Cornwall had heard about the AHI merger.

“It sounds like you and Mr. Warren are going your separate ways,” he said, crossing his legs.

“Not really. It’s just a merger. We’ll still be in charge of our own offices.”

“But you won’t be working for him anymore.”

“He won’t have the same control he had, if that’s what you mean.”

Cornwall cocked his head to one side. “I told Ned that’s the kind of deal that would really help me, and he just smiled.”

“Yeah. The smile.”

“I could use the financing more than you could — you know that. If there’s any way you could put in a word for me, I would appreciate it.”

“We both know how much good that would do.” He looked at Cornwall. “I told Ned that you and Great Southwest should be searching for ways to refinance, but he’s not listening.
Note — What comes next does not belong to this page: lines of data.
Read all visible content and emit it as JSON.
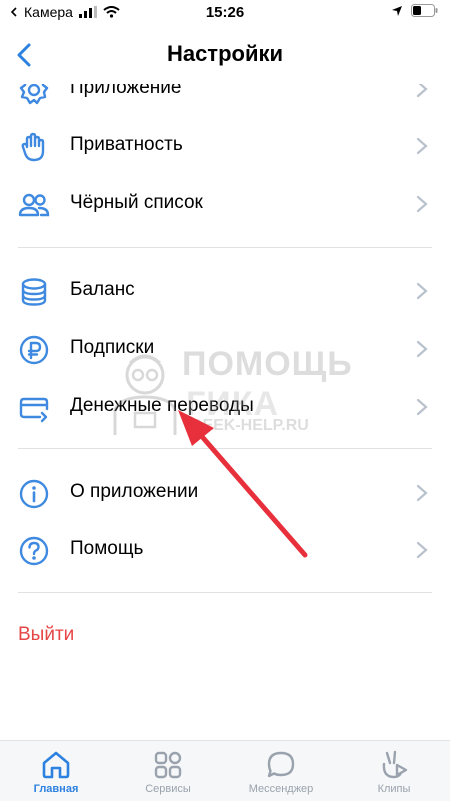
{
  "status": {
    "carrier": "Камера",
    "time": "15:26"
  },
  "header": {
    "title": "Настройки"
  },
  "menu": [
    {
      "label": "Приложение",
      "icon": "gear-icon"
    },
    {
      "label": "Приватность",
      "icon": "hand-icon"
    },
    {
      "label": "Чёрный список",
      "icon": "people-icon"
    },
    {
      "label": "Баланс",
      "icon": "coins-icon"
    },
    {
      "label": "Подписки",
      "icon": "ruble-icon"
    },
    {
      "label": "Денежные переводы",
      "icon": "card-transfer-icon"
    },
    {
      "label": "О приложении",
      "icon": "info-icon"
    },
    {
      "label": "Помощь",
      "icon": "question-icon"
    }
  ],
  "logout": "Выйти",
  "watermark": {
    "line1": "ПОМОЩЬ",
    "line2": "ГИКА",
    "line3": "GEEK-HELP.RU"
  },
  "tabs": [
    {
      "label": "Главная",
      "icon": "home-icon",
      "active": true
    },
    {
      "label": "Сервисы",
      "icon": "services-icon"
    },
    {
      "label": "Мессенджер",
      "icon": "messenger-icon"
    },
    {
      "label": "Клипы",
      "icon": "clips-icon"
    }
  ],
  "colors": {
    "accent": "#2d81e0",
    "icon": "#3f8ae0",
    "danger": "#e64646",
    "arrow": "#e8303c"
  }
}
We both know how that is. I think the real problems are going to come down the road, in six or seven months, so right now the best thing you could do is probably start pulling out.”

“I was thinking something like that.”

“I don’t know how much you’re on the hook for personally.”

“I’ve got a lot of loans out there. A lot of notes with my signature on them.”

Ed just stared at him. Cornwall smiled ruefully down at his knee. He seemed to be ruminating on his own foolishness but without taking it very seriously. The chain of mistakes was regrettable, but how could he have known, he was just an ordinary person, Mr. Warren had been making the real decisions. That was what he seemed to be telling himself, as if this would somehow mitigate the consequences. Never mind the house in Paradise Valley, the Rolls-Royce, the tennis court and pool. Never mind the huge salary package Warren had offered him right from the start, a man with little business experience and little ability with numbers. It was just dumb luck, the ill fate of someone giving things a go, seizing the main chance.